Il doit en aller de même de la durée du délai d'épreuve, que le
recourant juge excessive. C'est, là encore, le critère de la dangerosité qui
compte (Roth/Moreillon [éd.], op. cit., ibid.). Les antécédents du recourant
démontrent qu'il est exposé à la délinquance.
9.Le recourant conclut enfin à la réduction de la part des frais de
première instance mise à sa charge. Il fait valoir que les premiers juges
ont arbitrairement réparti les frais entre lui et ses co-accusés, jusqu'à lui
faire supporter les frais de défense d'office des deux autres accusés.

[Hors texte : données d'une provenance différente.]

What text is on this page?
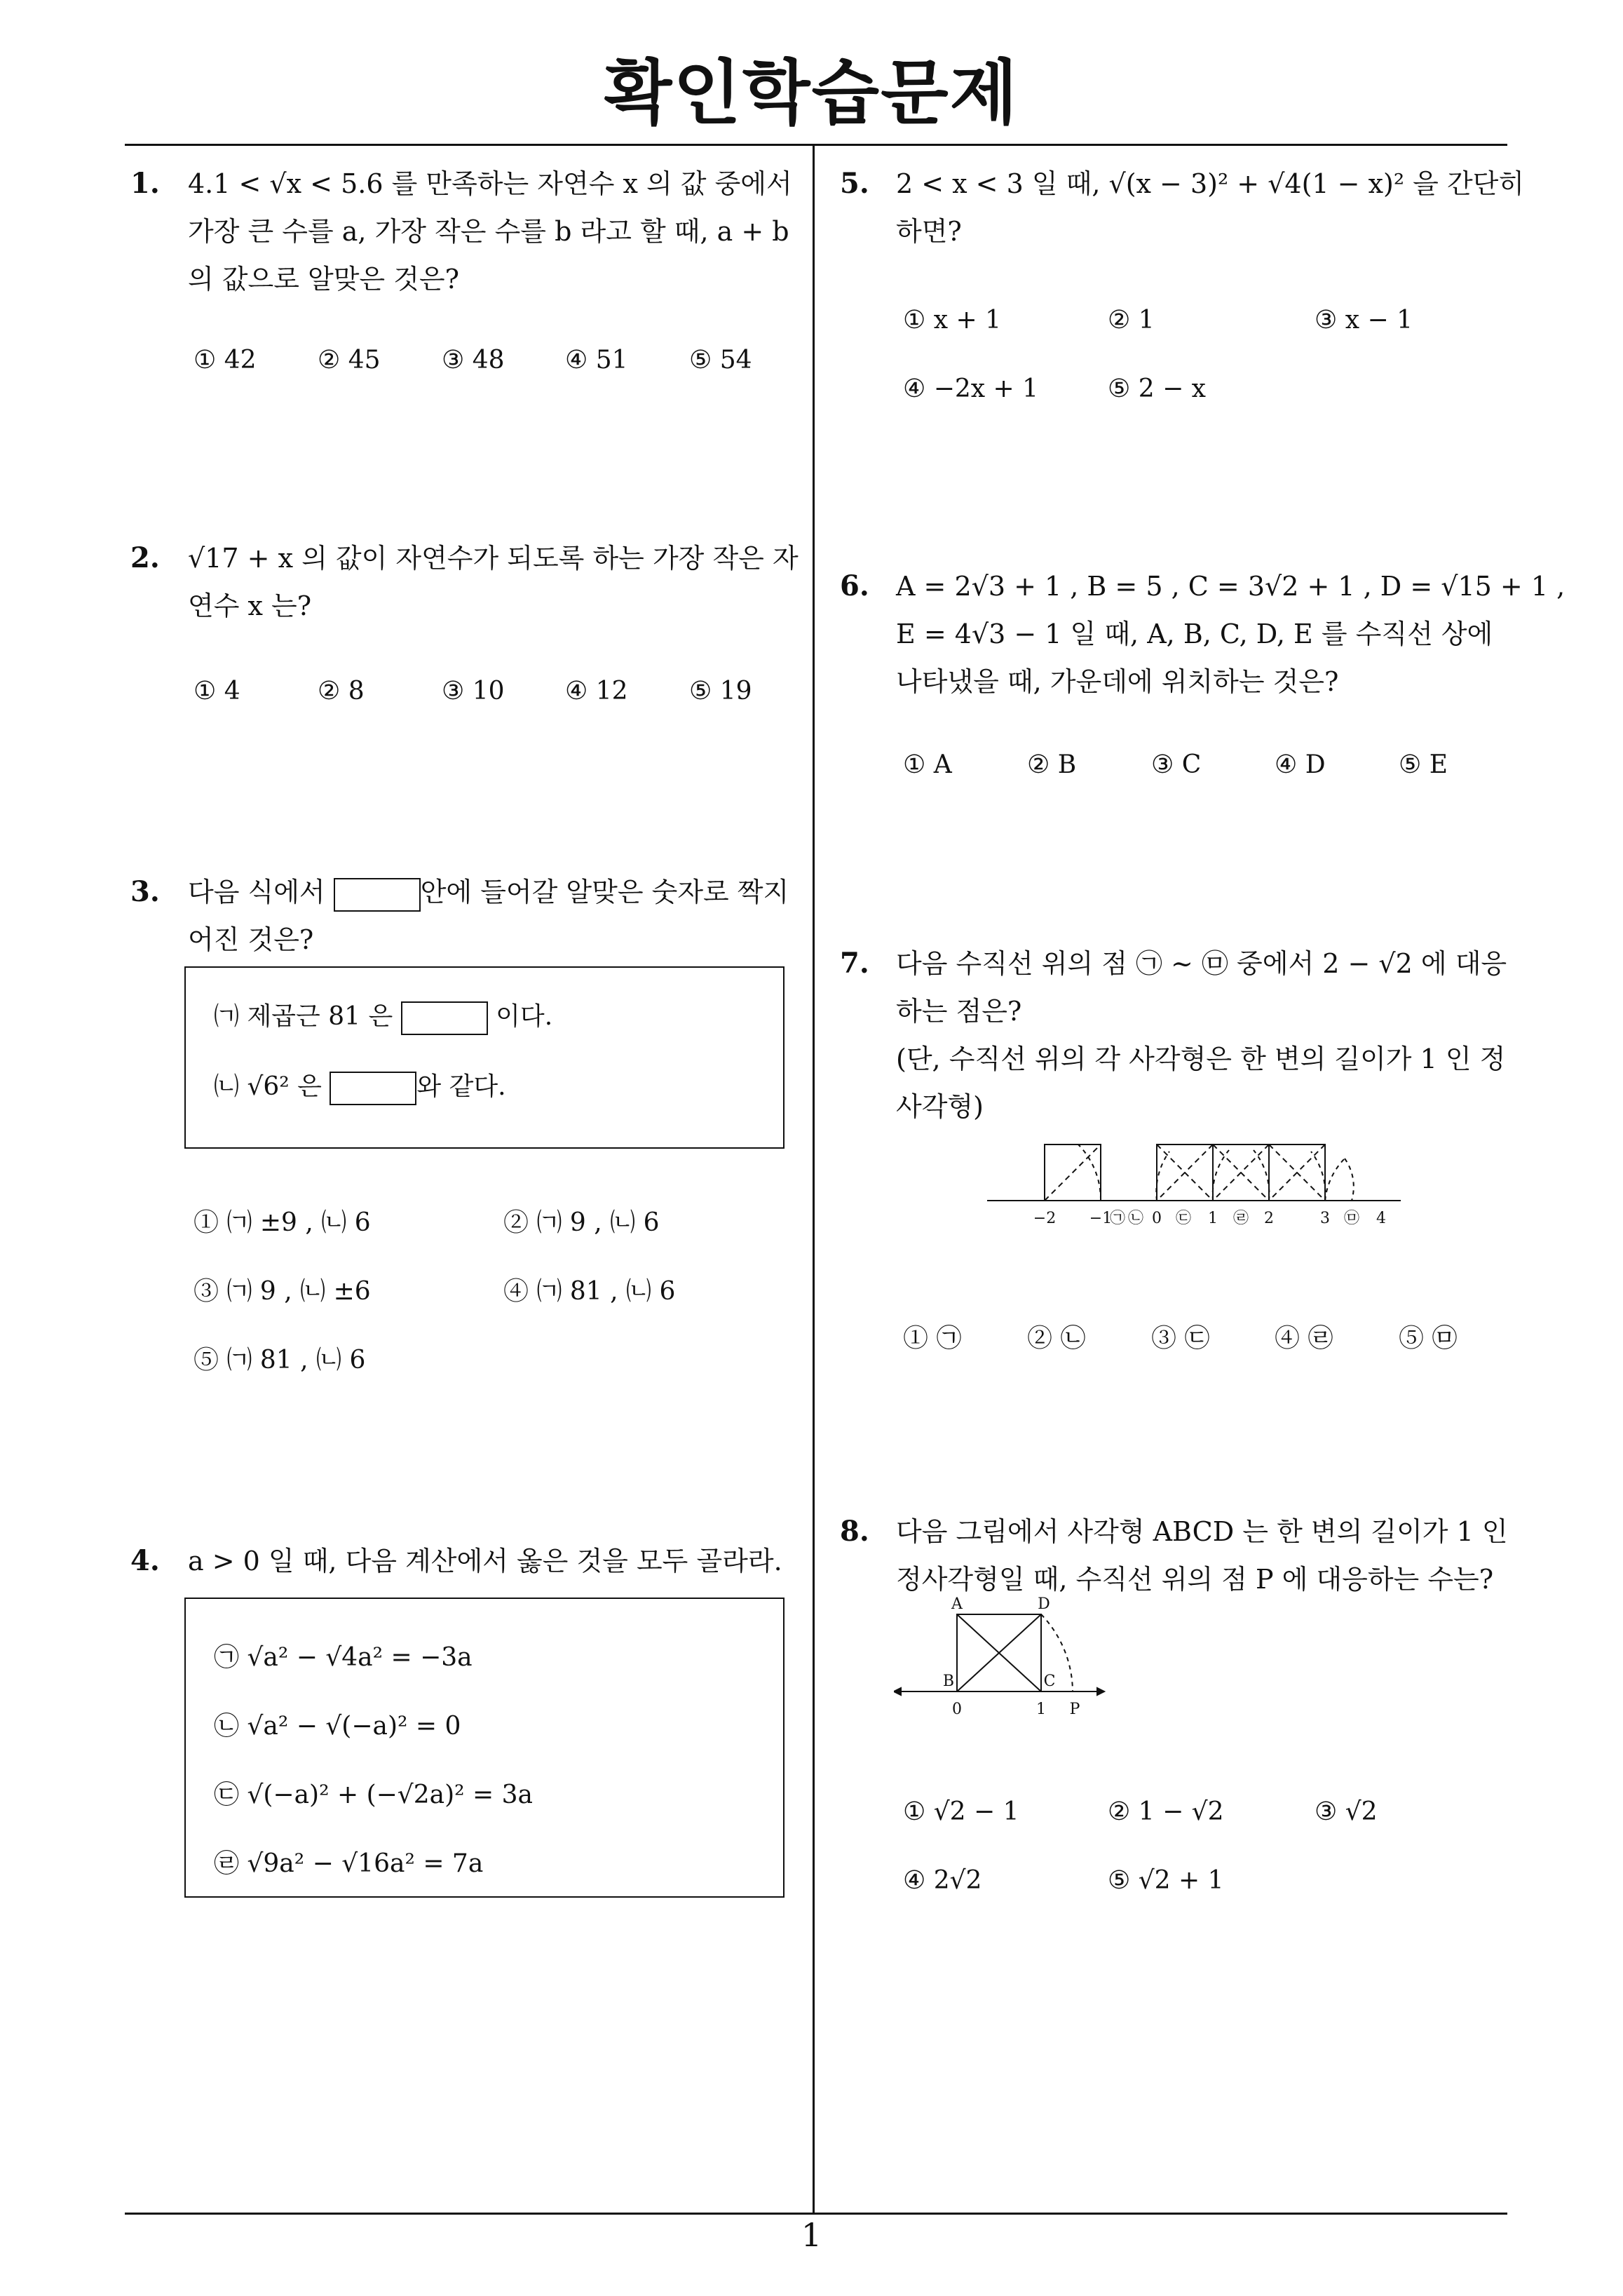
확인학습문제
1. 4.1 < √x < 5.6 를 만족하는 자연수 x 의 값 중에서
가장 큰 수를 a, 가장 작은 수를 b 라고 할 때, a + b
의 값으로 알맞은 것은?
① 42 ② 45 ③ 48 ④ 51 ⑤ 54
2. √17 + x 의 값이 자연수가 되도록 하는 가장 작은 자
연수 x 는?
① 4	② 8	③ 10 ④ 12 ⑤ 19
3. 다음 식에서	안에 들어갈 알맞은 숫자로 짝지
어진 것은?
㈀ 제곱근 81 은	이다.
㈁ √6² 은	와 같다.
① ㈀ ±9 , ㈁ 6	② ㈀ 9 , ㈁ 6
③ ㈀ 9 , ㈁ ±6	④ ㈀ 81 , ㈁ 6
⑤ ㈀ 81 , ㈁ 6
4. a > 0 일 때, 다음 계산에서 옳은 것을 모두 골라라.
㉠ √a² − √4a² = −3a
㉡ √a² − √(−a)² = 0
㉢ √(−a)² + (−√2a)² = 3a
㉣ √9a² − √16a² = 7a
5. 2 < x < 3 일 때, √(x − 3)² + √4(1 − x)² 을 간단히
하면?
① x + 1	② 1	③ x − 1
④ −2x + 1	⑤ 2 − x
6. A = 2√3 + 1 , B = 5 , C = 3√2 + 1 , D = √15 + 1 ,
E = 4√3 − 1 일 때, A, B, C, D, E 를 수직선 상에
나타냈을 때, 가운데에 위치하는 것은?
① A	② B	③ C	④ D	⑤ E
7. 다음 수직선 위의 점 ㉠ ~ ㉤ 중에서 2 − √2 에 대응
하는 점은?
(단, 수직선 위의 각 사각형은 한 변의 길이가 1 인 정
사각형)
−2 −1
㉠ ㉡ 0 ㉢ 1 ㉣ 2	3 ㉤ 4
① ㉠	② ㉡	③ ㉢	④ ㉣	⑤ ㉤
8. 다음 그림에서 사각형 ABCD 는 한 변의 길이가 1 인
정사각형일 때, 수직선 위의 점 P 에 대응하는 수는?
A	D
B	C
0	1 P
① √2 − 1	② 1 − √2	③ √2
④ 2√2	⑤ √2 + 1
1
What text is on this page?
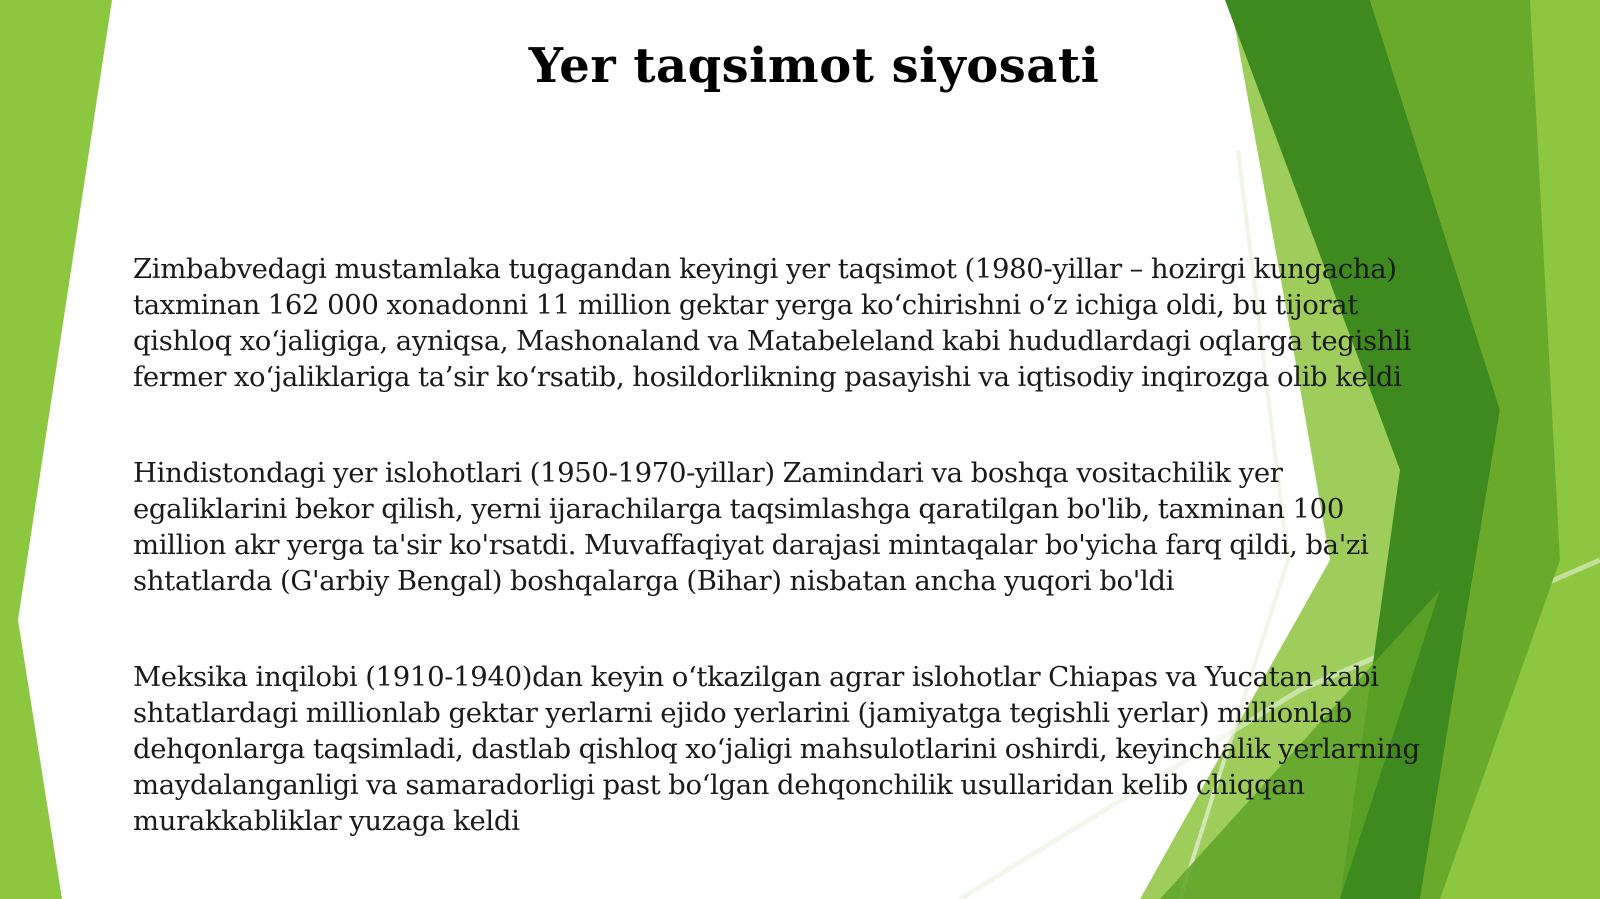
Yer taqsimot siyosati

Zimbabvedagi mustamlaka tugagandan keyingi yer taqsimot (1980-yillar – hozirgi kungacha)
taxminan 162 000 xonadonni 11 million gektar yerga ko‘chirishni o‘z ichiga oldi, bu tijorat
qishloq xo‘jaligiga, ayniqsa, Mashonaland va Matabeleland kabi hududlardagi oqlarga tegishli
fermer xo‘jaliklariga ta’sir ko‘rsatib, hosildorlikning pasayishi va iqtisodiy inqirozga olib keldi

Hindistondagi yer islohotlari (1950-1970-yillar) Zamindari va boshqa vositachilik yer
egaliklarini bekor qilish, yerni ijarachilarga taqsimlashga qaratilgan bo'lib, taxminan 100
million akr yerga ta'sir ko'rsatdi. Muvaffaqiyat darajasi mintaqalar bo'yicha farq qildi, ba'zi
shtatlarda (G'arbiy Bengal) boshqalarga (Bihar) nisbatan ancha yuqori bo'ldi

Meksika inqilobi (1910-1940)dan keyin o‘tkazilgan agrar islohotlar Chiapas va Yucatan kabi
shtatlardagi millionlab gektar yerlarni ejido yerlarini (jamiyatga tegishli yerlar) millionlab
dehqonlarga taqsimladi, dastlab qishloq xo‘jaligi mahsulotlarini oshirdi, keyinchalik yerlarning
maydalanganligi va samaradorligi past bo‘lgan dehqonchilik usullaridan kelib chiqqan
murakkabliklar yuzaga keldi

a)Selon l'art. 4 al. 1 ch. 1 du Tarif du 7 octobre 2003 des frais
judiciaires pénaux (RSV 312.03.1; TFJP), lorsqu'il y a plusieurs prévenus, le
juge répartit cette somme, la partie ne pouvant être condamnée qu'au
paiement des débours qui la concernent. A teneur de l'art. 5 al. 1 du tarif,
le juge de première instance et le Tribunal d'accusation ne sont pas tenus
d'indiquer dans quelle proportion ils répartissent les frais entre les
prévenus, ni quelle fraction des frais ils mettent à la charge de la partie
lorsque celle-ci n'est condamnée qu'à une part des frais (art. 157, al. 2 et
3 et 159 CPP).
-
15 -
b)En l'espèce, les premiers juges ont réparti les frais de la cause
à égalité entre les trois co-accusés dans les affaires les concernant
conjointement, respectivement à hauteur de la moitié chacun pour le
dossier ne concernant que le recourant et l'un de ses deux comparses,
compte tenu cependant, en outre, des opérations spécifiques à chaque co-
accusé. Pour ce qui est des principes, ce procédé est conforme à l'art. 157
al. 2 CPP, respectivement à l'art. 4 al. 1 ch. 1 TFJP et ne justifie pas une
plus ample motivation (art. 5 al. 1 TFJP). Pour ce qui est de leur quotité, les
frais de justice se montent, pour le recourant, à 1'724 fr. (1/3 de 5'025 fr.